O ficcionista descarna vícios mundanos que assolam suas criaturas como o jogo de azar e a prostituição, com a aguardente e o tabaco sendo substitutivos para a fome, além das lendas e fatos da cultura popular onde não deixam de estar presentes os folguedos nordestinos e os versos dos poetas improvisadores da viola, que as revitalizam e divulgam. Os contos que revelam o ludismo infante, a alegoria circense e os excessos da descontração carnavalesca derivam-se da infância de jogos e brincadeiras no engenho (“O menino e o reino”, As emboscadas da sorte) ou da juventude marcada pela boemia e pelos carnavais recifenses, resultando na criação de personagens surreais e fantásticos como um rei negro e mecânico de profissão, um cangaceiro folião mas descendente legítimo de sertanejos e um astronauta pequeno-burguês bêbado e brigão (“O rei, o cangaceiro e o astronauta”, As emboscadas da sorte). Alguns deles não possuem locação determinada, parecendo estar soltos no tempo e no espaço do mesmo modo que seus personagens palhaços, anões, trapezistas. Em “O sonho real” (As sentenças do tempo), o operário negro João se fantasia de rei no carnaval e termina por enlouquecer, ao assumir no real o papel que vivera na folia. Em vários contos de As sentenças do tempo, percebe-se uma inclinação surreal inesquivável, uma forte tendência ao sonho e ao delírio, à entrada no mundo do absurdo.

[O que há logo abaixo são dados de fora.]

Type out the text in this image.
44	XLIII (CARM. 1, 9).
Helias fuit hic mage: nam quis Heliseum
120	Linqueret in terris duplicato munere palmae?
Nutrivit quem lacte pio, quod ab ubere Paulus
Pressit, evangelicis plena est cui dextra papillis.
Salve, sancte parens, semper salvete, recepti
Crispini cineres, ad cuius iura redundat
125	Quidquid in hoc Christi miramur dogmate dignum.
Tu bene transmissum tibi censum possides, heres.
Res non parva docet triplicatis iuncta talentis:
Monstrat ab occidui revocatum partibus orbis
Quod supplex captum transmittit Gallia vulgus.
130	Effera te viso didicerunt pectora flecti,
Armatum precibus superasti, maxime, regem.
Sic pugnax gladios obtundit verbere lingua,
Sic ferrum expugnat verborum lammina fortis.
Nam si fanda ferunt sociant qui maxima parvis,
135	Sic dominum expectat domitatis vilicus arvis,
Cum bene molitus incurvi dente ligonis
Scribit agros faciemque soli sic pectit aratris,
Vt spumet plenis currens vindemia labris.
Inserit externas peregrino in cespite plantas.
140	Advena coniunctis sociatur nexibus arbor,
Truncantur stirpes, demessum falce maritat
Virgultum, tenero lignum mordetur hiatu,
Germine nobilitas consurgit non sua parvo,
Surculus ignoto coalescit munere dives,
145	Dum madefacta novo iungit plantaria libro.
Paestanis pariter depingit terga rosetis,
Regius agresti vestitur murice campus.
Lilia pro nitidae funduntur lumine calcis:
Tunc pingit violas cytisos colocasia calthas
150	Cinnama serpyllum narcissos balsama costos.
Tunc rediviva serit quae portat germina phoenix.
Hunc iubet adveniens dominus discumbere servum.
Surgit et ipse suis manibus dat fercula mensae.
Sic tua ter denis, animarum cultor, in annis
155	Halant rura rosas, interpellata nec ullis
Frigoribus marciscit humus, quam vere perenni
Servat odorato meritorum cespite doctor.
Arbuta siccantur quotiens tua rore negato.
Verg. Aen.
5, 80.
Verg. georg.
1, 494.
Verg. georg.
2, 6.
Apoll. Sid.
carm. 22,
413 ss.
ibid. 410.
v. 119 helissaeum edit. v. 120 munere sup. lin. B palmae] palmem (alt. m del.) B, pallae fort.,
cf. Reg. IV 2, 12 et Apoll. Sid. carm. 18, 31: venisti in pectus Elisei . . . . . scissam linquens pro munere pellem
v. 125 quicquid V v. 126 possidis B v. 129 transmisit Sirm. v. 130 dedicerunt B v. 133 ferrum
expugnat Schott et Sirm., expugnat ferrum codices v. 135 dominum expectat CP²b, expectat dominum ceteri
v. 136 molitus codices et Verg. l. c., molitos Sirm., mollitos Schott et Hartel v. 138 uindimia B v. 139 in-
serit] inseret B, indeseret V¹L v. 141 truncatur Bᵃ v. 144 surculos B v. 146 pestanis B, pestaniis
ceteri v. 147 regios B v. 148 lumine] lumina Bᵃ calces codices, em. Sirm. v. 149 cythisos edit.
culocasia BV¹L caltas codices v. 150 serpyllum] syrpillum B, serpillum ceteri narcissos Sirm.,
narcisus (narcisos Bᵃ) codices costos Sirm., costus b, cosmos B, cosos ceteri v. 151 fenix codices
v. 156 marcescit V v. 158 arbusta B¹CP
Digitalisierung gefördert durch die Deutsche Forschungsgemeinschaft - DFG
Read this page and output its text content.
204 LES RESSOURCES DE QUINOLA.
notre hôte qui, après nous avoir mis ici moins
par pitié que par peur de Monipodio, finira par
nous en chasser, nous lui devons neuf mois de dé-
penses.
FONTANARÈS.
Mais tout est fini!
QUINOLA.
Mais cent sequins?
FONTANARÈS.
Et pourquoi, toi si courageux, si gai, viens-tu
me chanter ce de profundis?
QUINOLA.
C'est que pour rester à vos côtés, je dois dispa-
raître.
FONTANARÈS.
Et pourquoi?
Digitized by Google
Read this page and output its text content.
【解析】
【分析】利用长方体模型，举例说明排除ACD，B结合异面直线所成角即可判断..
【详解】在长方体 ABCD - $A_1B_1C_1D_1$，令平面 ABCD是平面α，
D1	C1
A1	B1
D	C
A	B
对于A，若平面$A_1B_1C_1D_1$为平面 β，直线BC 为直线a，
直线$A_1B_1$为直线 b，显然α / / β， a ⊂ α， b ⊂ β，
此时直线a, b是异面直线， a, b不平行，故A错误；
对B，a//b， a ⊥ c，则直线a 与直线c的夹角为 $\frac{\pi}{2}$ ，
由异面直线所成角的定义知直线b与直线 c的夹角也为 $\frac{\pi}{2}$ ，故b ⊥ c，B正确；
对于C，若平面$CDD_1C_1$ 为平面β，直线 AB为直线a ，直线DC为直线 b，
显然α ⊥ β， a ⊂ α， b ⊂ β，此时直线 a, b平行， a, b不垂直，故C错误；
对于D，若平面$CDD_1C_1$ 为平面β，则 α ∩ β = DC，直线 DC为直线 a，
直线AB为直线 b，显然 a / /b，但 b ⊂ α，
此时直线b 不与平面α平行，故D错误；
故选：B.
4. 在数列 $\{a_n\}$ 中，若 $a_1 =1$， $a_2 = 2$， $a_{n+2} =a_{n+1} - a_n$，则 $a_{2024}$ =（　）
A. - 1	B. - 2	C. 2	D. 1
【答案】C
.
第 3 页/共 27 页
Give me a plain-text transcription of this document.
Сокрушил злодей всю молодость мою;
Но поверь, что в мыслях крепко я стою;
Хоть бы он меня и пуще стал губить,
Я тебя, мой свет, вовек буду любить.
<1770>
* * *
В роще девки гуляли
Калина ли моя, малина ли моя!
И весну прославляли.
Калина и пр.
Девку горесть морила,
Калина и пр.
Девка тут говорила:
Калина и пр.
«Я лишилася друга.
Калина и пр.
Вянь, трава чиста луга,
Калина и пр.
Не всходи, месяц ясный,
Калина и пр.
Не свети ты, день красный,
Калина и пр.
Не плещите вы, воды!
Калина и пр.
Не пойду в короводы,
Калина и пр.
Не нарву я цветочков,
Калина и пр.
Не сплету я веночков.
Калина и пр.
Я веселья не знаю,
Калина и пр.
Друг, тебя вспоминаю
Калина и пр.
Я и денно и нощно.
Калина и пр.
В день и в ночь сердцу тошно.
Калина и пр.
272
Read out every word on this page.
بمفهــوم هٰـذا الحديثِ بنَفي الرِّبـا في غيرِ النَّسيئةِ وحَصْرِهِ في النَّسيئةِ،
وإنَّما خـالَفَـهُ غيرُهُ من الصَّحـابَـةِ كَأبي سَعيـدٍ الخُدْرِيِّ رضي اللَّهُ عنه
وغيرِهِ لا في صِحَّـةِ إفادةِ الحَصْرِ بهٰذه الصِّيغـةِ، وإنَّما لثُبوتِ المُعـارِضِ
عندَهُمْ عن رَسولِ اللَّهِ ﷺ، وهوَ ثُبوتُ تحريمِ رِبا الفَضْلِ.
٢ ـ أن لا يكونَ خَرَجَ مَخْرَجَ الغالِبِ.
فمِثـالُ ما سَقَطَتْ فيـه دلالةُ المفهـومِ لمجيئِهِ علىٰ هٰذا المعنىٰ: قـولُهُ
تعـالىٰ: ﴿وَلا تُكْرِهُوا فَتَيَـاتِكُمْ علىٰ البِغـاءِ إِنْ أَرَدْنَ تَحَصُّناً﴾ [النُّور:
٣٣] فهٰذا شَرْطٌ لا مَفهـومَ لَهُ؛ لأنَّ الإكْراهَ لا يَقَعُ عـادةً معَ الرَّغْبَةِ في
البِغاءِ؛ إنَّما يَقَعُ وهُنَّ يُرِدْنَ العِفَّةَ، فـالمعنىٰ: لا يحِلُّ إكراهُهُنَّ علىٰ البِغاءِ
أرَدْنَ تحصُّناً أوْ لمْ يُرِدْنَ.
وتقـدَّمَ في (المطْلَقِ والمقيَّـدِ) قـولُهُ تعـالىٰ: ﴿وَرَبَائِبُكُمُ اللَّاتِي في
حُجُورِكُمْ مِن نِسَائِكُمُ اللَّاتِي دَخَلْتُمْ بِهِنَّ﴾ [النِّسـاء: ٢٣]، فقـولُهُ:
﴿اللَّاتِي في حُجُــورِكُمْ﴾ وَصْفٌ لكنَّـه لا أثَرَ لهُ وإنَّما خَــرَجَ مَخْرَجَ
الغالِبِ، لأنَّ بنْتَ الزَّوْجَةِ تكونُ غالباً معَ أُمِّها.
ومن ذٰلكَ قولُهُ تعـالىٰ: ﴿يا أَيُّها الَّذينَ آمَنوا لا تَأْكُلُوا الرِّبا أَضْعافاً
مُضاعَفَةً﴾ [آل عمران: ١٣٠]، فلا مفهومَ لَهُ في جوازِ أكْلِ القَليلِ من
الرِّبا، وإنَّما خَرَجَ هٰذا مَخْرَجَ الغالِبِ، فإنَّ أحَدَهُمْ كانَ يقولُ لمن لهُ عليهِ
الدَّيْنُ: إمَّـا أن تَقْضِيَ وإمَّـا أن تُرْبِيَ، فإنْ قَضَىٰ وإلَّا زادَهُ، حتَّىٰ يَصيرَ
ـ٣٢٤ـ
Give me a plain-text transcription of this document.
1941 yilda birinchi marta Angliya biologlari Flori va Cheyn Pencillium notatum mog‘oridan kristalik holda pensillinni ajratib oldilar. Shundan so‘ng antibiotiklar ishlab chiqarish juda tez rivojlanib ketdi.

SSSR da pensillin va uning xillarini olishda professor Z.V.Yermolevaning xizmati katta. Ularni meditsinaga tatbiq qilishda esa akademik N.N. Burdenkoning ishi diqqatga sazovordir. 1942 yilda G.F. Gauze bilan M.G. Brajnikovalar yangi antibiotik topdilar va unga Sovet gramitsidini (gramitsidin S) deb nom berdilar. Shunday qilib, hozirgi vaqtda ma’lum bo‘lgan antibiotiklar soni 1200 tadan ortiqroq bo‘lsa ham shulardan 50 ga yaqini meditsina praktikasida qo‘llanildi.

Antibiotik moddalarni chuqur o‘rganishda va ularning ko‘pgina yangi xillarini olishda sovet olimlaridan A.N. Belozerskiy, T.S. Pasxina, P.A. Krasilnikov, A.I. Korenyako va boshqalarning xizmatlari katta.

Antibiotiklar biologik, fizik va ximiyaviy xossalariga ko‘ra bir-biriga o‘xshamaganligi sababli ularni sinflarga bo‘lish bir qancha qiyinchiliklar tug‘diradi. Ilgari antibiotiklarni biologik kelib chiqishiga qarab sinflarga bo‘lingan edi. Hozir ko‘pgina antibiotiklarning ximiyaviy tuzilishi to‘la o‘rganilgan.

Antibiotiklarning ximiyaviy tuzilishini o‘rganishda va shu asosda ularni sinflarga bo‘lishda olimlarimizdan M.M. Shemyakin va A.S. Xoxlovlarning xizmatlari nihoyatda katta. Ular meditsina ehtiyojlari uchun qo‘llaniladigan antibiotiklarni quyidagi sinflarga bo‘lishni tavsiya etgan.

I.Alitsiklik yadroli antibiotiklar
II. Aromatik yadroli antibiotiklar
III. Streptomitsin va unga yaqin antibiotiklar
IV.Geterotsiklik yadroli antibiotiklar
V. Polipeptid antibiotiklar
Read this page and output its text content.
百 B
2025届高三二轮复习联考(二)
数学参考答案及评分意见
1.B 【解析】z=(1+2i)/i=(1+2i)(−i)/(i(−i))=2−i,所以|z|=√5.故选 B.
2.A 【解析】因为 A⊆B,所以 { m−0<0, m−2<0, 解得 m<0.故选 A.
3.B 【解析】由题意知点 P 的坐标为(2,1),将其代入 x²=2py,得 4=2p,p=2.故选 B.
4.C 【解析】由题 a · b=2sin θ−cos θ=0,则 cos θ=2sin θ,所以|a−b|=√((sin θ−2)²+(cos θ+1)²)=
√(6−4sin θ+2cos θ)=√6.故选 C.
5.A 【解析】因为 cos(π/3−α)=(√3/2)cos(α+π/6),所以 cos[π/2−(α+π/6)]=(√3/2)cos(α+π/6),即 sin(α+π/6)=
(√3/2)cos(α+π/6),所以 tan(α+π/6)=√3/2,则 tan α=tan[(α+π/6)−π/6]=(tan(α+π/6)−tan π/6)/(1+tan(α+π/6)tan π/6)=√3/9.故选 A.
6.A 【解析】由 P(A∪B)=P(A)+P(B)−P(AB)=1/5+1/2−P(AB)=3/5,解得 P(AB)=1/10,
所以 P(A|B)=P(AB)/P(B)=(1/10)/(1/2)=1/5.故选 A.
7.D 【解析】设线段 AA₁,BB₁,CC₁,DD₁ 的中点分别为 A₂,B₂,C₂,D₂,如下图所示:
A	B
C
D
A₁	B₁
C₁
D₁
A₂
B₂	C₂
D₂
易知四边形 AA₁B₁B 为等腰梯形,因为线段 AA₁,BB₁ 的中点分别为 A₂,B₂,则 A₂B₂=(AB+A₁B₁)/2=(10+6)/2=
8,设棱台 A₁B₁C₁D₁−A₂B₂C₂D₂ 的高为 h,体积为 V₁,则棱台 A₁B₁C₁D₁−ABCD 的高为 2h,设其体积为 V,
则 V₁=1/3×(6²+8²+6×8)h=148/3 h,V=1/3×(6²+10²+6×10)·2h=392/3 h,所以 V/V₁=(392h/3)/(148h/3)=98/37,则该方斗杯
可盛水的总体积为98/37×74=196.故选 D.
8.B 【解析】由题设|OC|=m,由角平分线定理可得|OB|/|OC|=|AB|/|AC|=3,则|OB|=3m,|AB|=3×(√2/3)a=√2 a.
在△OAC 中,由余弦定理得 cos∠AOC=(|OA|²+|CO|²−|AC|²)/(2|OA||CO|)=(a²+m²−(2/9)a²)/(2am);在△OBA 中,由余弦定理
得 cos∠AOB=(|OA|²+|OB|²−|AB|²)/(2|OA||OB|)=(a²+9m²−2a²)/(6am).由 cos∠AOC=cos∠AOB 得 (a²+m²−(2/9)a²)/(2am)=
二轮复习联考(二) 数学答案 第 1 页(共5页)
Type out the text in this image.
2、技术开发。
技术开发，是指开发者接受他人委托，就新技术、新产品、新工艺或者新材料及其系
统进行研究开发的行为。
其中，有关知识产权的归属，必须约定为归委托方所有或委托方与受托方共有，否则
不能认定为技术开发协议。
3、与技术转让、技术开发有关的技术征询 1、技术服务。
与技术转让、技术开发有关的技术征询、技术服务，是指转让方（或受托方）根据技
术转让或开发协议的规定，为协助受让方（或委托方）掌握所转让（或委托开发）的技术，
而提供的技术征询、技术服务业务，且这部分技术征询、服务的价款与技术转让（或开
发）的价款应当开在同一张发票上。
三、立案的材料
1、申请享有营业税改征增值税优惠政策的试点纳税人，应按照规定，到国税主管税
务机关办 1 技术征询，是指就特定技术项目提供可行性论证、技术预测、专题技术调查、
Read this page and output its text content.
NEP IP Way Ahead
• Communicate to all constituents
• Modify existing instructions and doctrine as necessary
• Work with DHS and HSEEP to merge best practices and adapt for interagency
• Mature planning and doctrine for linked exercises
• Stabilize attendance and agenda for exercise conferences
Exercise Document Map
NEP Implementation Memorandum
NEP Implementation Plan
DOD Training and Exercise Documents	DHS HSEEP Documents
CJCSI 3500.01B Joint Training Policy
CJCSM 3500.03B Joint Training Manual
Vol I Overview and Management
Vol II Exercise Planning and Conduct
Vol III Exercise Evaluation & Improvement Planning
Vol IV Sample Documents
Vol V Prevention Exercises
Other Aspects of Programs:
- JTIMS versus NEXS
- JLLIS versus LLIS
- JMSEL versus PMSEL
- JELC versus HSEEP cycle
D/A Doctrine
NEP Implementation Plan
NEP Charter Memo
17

A sexualidade na ficção de Maximiano Campos faz-se presente como algo a ser vivido entre seres que se atraem natural ou instintivamente, sem nenhum laivo de obscenidade ou espúrios complexos de culpa, como necessidade humana de realização do desejo sexual reprimido ou latente, que urge ser aplacado. O conto “A visita” (As emboscadas da sorte), põe a nu o sexo instintivo do pescador Cícero e da prostituta negra Joana, que aceita deitar-se com ele sem nenhuma paga pelo amor feito. Em “O sonho do rapaz”, também de As emboscadas da sorte, deslinda a iniciação sexual de um jovem do campo com uma “mulher-dama”, além dos meandros do prazer solitário. A narrativa “O escorpião”, de As feras mortas, oscila entre o lírico e o trágico, a sensualidade desenfreada e a solidão anunciada “pelo escorpião venenoso de bote armado”, apesar do alto grau de envolvimento carnal entre os amantes.
Outro lado dessa produção salienta aqueles contos metalingüísticos, ou seja, aqueles textos que questionam a linguagem ficcional dentro da própria narrativa em termos de construção de personagens e enredos, monólogos ou diálogos. E que chamam a atenção para o próprio ato da escrita, sua serventia ou falta de objetivo. Além disso, ele interpreta e analisa nos textos metalingüísticos os autores canônicos do gênero, com Cervantes e Tolstoi sempre reaparecendo. Nos contos de dimensão mais elastecida, a surpresa a cada página ou trecho da narrativa será o melhor elemento. Os dois melhores exemplos de contos mais longos aqui são “Na estrada” (As emboscadas da sorte) e “A vingança” (As sentenças do tempo), dinamizados pelas viagens boiadeiras de Luís Jatinã e Antônio Jesuíno. Em “Na estrada”, Jatinã destaca-se pela persistência humana levada ao limite. Ele é um homem que não quer se entregar nem mesmo diante da morte que o surpreende cavalgando, mas não o faz cair da montaria. Venceu todas as batalhas que encampou como vaqueiro, tendo como recompensa final pelo esforço aplicado e contínuo, a morte traiçoeira a que, por uma postura de apego desarvorado à vida, não se rendeu.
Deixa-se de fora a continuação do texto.